Scientists have peered into the heart of Mars for the first time. NASA’s InSight spacecraft, sitting on the Martian surface with the aim of seeing deep inside the planet, has revealed the size of Mars’s core by listening to seismic energy ringing through the planet’s interior, according to a report.
The measurement suggests that the radius of the Martian core is 1,810 to 1,860 kilometres, roughly half that of Earth’s. That’s larger than some previous estimates, meaning the core is less dense than had been predicted. The finding suggests the core must contain lighter elements, such as oxygen, in addition to the iron and sulfur that constitute much of its make-up. InSight scientists reported their measurements in several presentations this week at the virtual Lunar and Planetary Science Conference, based out of Houston, Texas, reported Nature.
Rocky planets such as Earth and Mars are divided into the fundamental layers of crust, mantle and core. Knowing the size of each of those layers is crucial to understanding how the planet formed and evolved. InSight’s measurements will help scientists to determine how Mars’s dense, metal-rich core separated from the overlying rocky mantle as the planet cooled. The core is probably still molten from Mars’s fiery birth, some 4.5 billion years ago.
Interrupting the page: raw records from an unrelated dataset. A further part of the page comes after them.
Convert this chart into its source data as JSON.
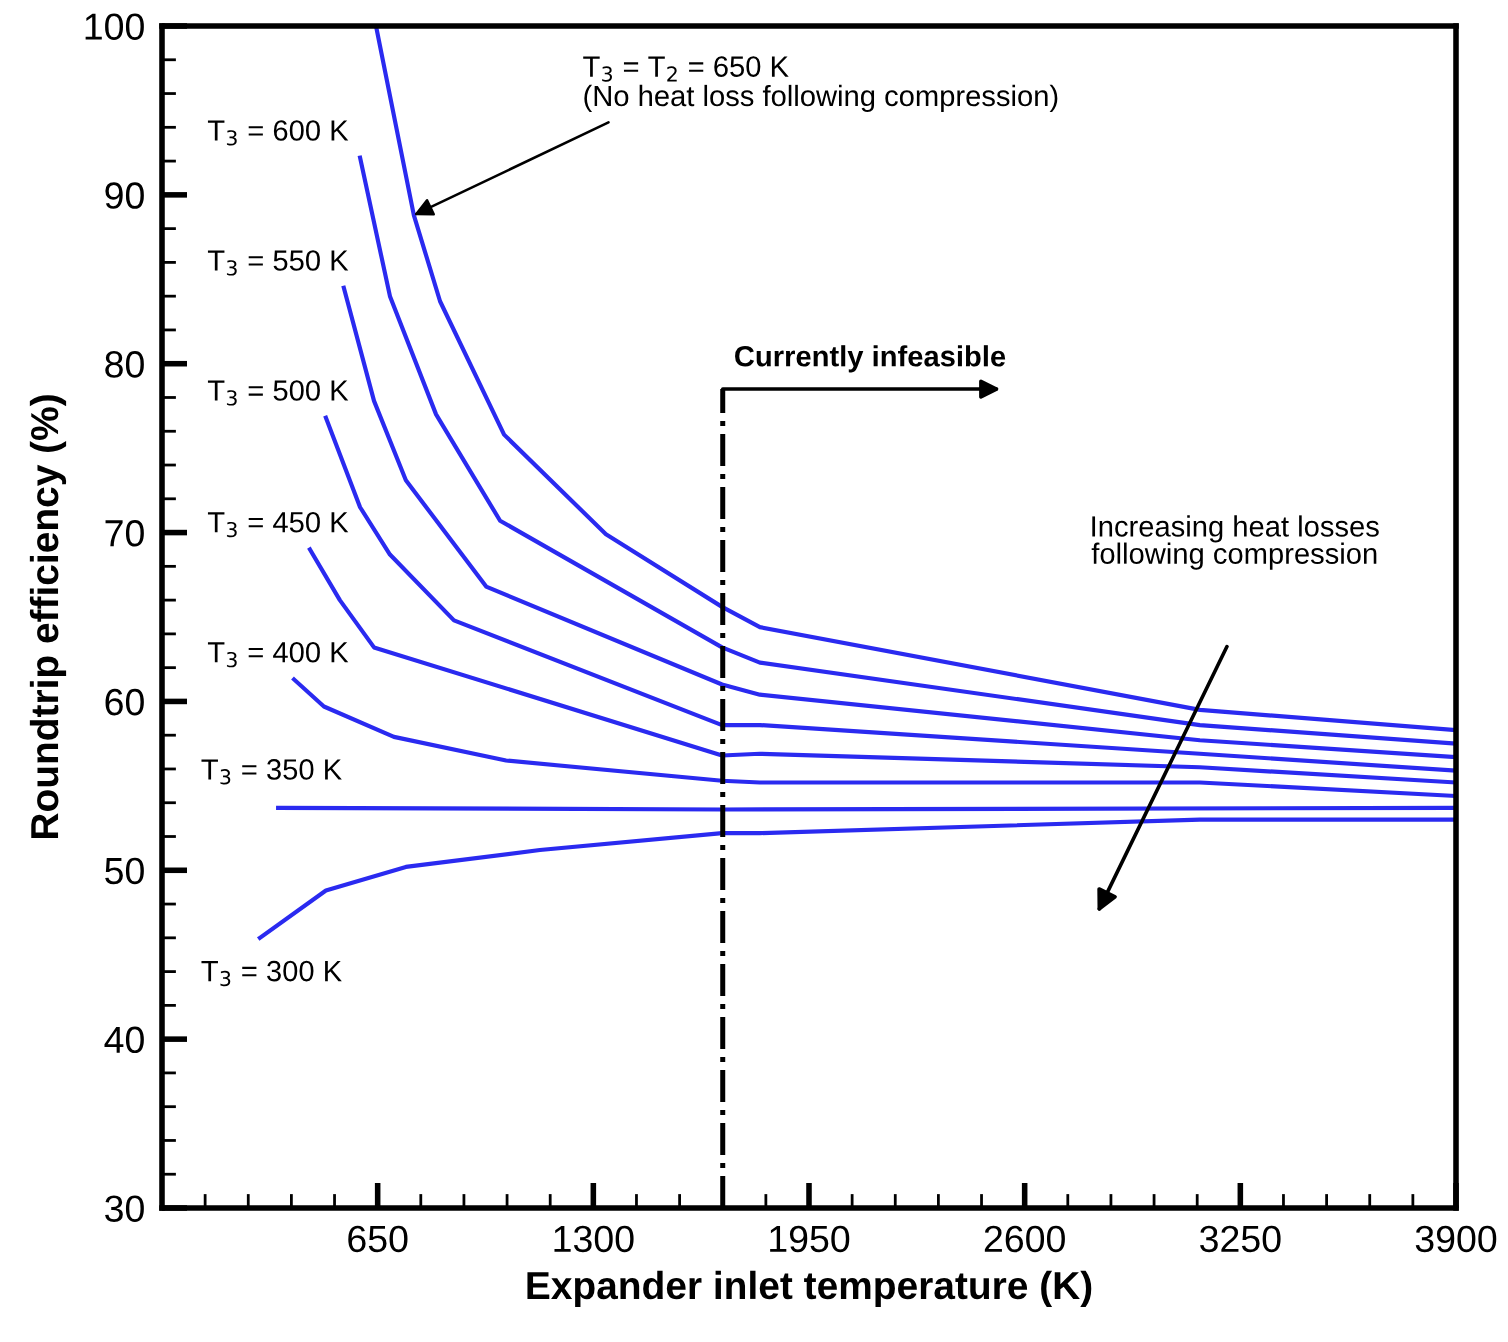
{
  "chart_data": {
    "type": "line",
    "xlabel": "Expander inlet temperature (K)",
    "ylabel": "Roundtrip efficiency (%)",
    "xlim": [
      0,
      3900
    ],
    "ylim": [
      30,
      100
    ],
    "xticks": [
      650,
      1300,
      1950,
      2600,
      3250,
      3900
    ],
    "yticks": [
      30,
      40,
      50,
      60,
      70,
      80,
      90,
      100
    ],
    "grid": false,
    "legend": false,
    "marker": "none",
    "line_style": "solid",
    "series": [
      {
        "color": "#2a2af0",
        "x": [
          645,
          759,
          838,
          1031,
          1338,
          1688,
          1802,
          3128,
          3900
        ],
        "values": [
          100,
          88.8,
          83.7,
          75.8,
          69.9,
          65.6,
          64.4,
          59.5,
          58.3
        ]
      },
      {
        "name": "T$_{3}$ = 600 K",
        "color": "#2a2af0",
        "x": [
          597,
          687,
          826,
          1019,
          1688,
          1802,
          3128,
          3900
        ],
        "values": [
          92.2,
          84.0,
          77.0,
          70.7,
          63.2,
          62.3,
          58.6,
          57.5
        ]
      },
      {
        "name": "T$_{3}$ = 550 K",
        "color": "#2a2af0",
        "x": [
          548,
          639,
          735,
          977,
          1688,
          1802,
          3128,
          3900
        ],
        "values": [
          84.5,
          77.8,
          73.1,
          66.8,
          61.0,
          60.4,
          57.7,
          56.7
        ]
      },
      {
        "name": "T$_{3}$ = 500 K",
        "color": "#2a2af0",
        "x": [
          494,
          597,
          687,
          880,
          1688,
          1802,
          3128,
          3900
        ],
        "values": [
          76.8,
          71.5,
          68.7,
          64.8,
          58.6,
          58.6,
          56.9,
          55.9
        ]
      },
      {
        "name": "T$_{3}$ = 450 K",
        "color": "#2a2af0",
        "x": [
          446,
          536,
          639,
          1688,
          1802,
          3128,
          3900
        ],
        "values": [
          69.0,
          66.0,
          63.2,
          56.8,
          56.9,
          56.1,
          55.2
        ]
      },
      {
        "name": "T$_{3}$ = 400 K",
        "color": "#2a2af0",
        "x": [
          398,
          488,
          699,
          1037,
          1688,
          1802,
          3128,
          3900
        ],
        "values": [
          61.3,
          59.7,
          57.9,
          56.5,
          55.3,
          55.2,
          55.2,
          54.4
        ]
      },
      {
        "name": "T$_{3}$ = 350 K",
        "color": "#2a2af0",
        "x": [
          350,
          1688,
          3900
        ],
        "values": [
          53.7,
          53.6,
          53.7
        ]
      },
      {
        "name": "T$_{3}$ = 300 K",
        "color": "#2a2af0",
        "x": [
          295,
          494,
          735,
          1139,
          1688,
          1802,
          3128,
          3900
        ],
        "values": [
          46.0,
          48.8,
          50.2,
          51.2,
          52.2,
          52.2,
          53.0,
          53.0
        ]
      }
    ],
    "ref_lines": [
      {
        "axis": "x",
        "value": 1690,
        "color": "#000000",
        "line_style": "dashdot"
      }
    ],
    "annotations": [
      {
        "text": "T$_{3}$ = T$_{2}$ = 650 K\n(No heat loss following compression)",
        "x": 759,
        "y": 88.8
      },
      {
        "text": "Currently infeasible",
        "x": 1690,
        "y": 78.5
      },
      "Increasing heat losses\nfollowing compression"
    ]
  }
}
The only other rocky planetary bodies for which scientists have measured the core are Earth and the Moon. Adding Mars will allow researchers to compare and contrast how the Solar System’s planets evolved. Similar to Earth, Mars once had a strong magnetic field generated by liquid sloshing its core, but that magnetic field dropped dramatically over time, causing Mars’s atmosphere to escape into space and the surface to become cold, barren and much less hospitable to life than Earth’s.
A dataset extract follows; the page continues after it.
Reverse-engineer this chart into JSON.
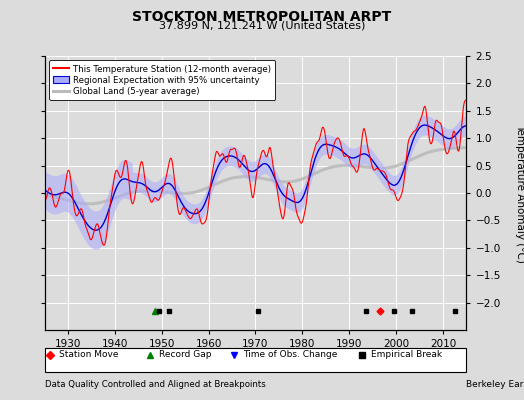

Simon Stähler, a seismologist at the Swiss Federal Institute of Technology in Zurich, reported the core findings in a pre-recorded 18 March presentation for the virtual conference. Stähler declined an interview request from Nature, saying the team intends to submit the work for publication in a peer-reviewed journal.
The work builds on earlier findings from InSight that detected layers in the Martian crust. “Now we start to have that deep structure down to the core,” said geophysicist Philippe Lognonné in another pre-recorded talk. Lognonné, based at the Paris Institute of Earth Physics in France, heads InSight’s seismometer team.
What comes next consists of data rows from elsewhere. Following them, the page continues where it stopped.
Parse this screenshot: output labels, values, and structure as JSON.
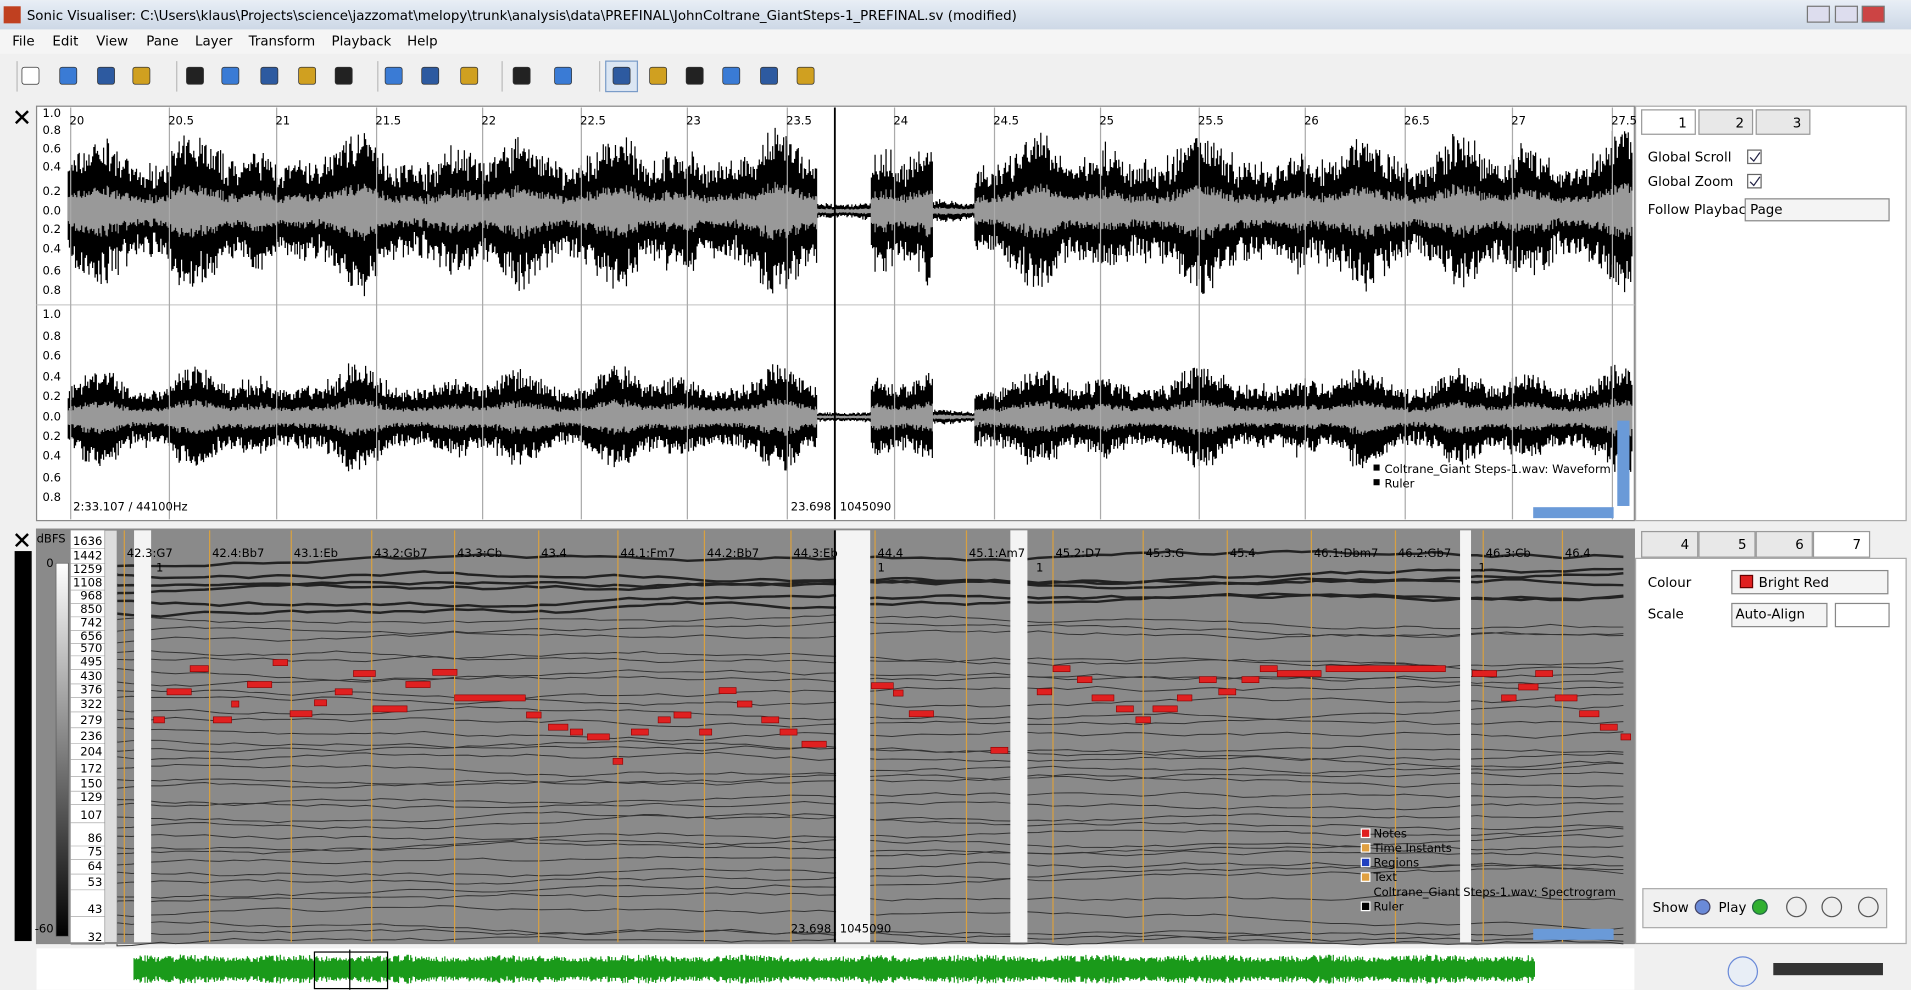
{
  "window": {
    "title": "Sonic Visualiser: C:\\Users\\klaus\\Projects\\science\\jazzomat\\melopy\\trunk\\analysis\\data\\PREFINAL\\JohnColtrane_GiantSteps-1_PREFINAL.sv (modified)"
  },
  "menu": [
    "File",
    "Edit",
    "View",
    "Pane",
    "Layer",
    "Transform",
    "Playback",
    "Help"
  ],
  "pane1": {
    "ruler": [
      "20",
      "20.5",
      "21",
      "21.5",
      "22",
      "22.5",
      "23",
      "23.5",
      "24",
      "24.5",
      "25",
      "25.5",
      "26",
      "26.5",
      "27",
      "27.5"
    ],
    "scale_top": [
      "1.0",
      "0.8",
      "0.6",
      "0.4",
      "0.2",
      "0.0",
      "0.2",
      "0.4",
      "0.6",
      "0.8"
    ],
    "scale_bottom": [
      "1.0",
      "0.8",
      "0.6",
      "0.4",
      "0.2",
      "0.0",
      "0.2",
      "0.4",
      "0.6",
      "0.8"
    ],
    "info": "2:33.107 / 44100Hz",
    "time": "23.698",
    "frame": "1045090",
    "legend": [
      "Coltrane_Giant Steps-1.wav: Waveform",
      "Ruler"
    ]
  },
  "pane2": {
    "unit": "dBFS",
    "db": [
      "0",
      "-60"
    ],
    "freqs": [
      "1636",
      "1442",
      "1259",
      "1108",
      "968",
      "850",
      "742",
      "656",
      "570",
      "495",
      "430",
      "376",
      "322",
      "279",
      "236",
      "204",
      "172",
      "150",
      "129",
      "107",
      "86",
      "75",
      "64",
      "53",
      "43",
      "32"
    ],
    "chords": [
      "42.3:G7",
      "42.4:Bb7",
      "43.1:Eb",
      "43.2:Gb7",
      "43.3:Cb",
      "43.4",
      "44.1:Fm7",
      "44.2:Bb7",
      "44.3:Eb",
      "44.4",
      "45.1:Am7",
      "45.2:D7",
      "45.3:G",
      "45.4",
      "46.1:Dbm7",
      "46.2:Gb7",
      "46.3:Cb",
      "46.4"
    ],
    "bars": [
      "1",
      "1",
      "1",
      "1"
    ],
    "time": "23.698",
    "frame": "1045090",
    "legend": [
      "Notes",
      "Time Instants",
      "Regions",
      "Text",
      "Coltrane_Giant Steps-1.wav: Spectrogram",
      "Ruler"
    ]
  },
  "panel": {
    "tabs_top": [
      "1",
      "2",
      "3"
    ],
    "global_scroll": "Global Scroll",
    "global_zoom": "Global Zoom",
    "follow_playback": "Follow Playback",
    "follow_value": "Page",
    "tabs_bottom": [
      "4",
      "5",
      "6",
      "7"
    ],
    "colour": "Colour",
    "colour_value": "Bright Red",
    "scale": "Scale",
    "scale_value": "Auto-Align",
    "show": "Show",
    "play": "Play"
  }
}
The spacecraft, which cost nearly US$1 billion, landed on Mars in 2018 and is the first mission to study the red planet’s interior. The stationary lander sits near the Martian equator and listens for ‘marsquakes’, the Mars equivalent of earthquakes. So far, InSight has detected around 500 quakes, meaning the planet is less seismically active than Earth but more so than the Moon. Most marsquakes are very small, Lognonné said, but nearly 50 of them have been between magnitude 2 and 4 — strong enough to provide information on the planet’s interior, the report said.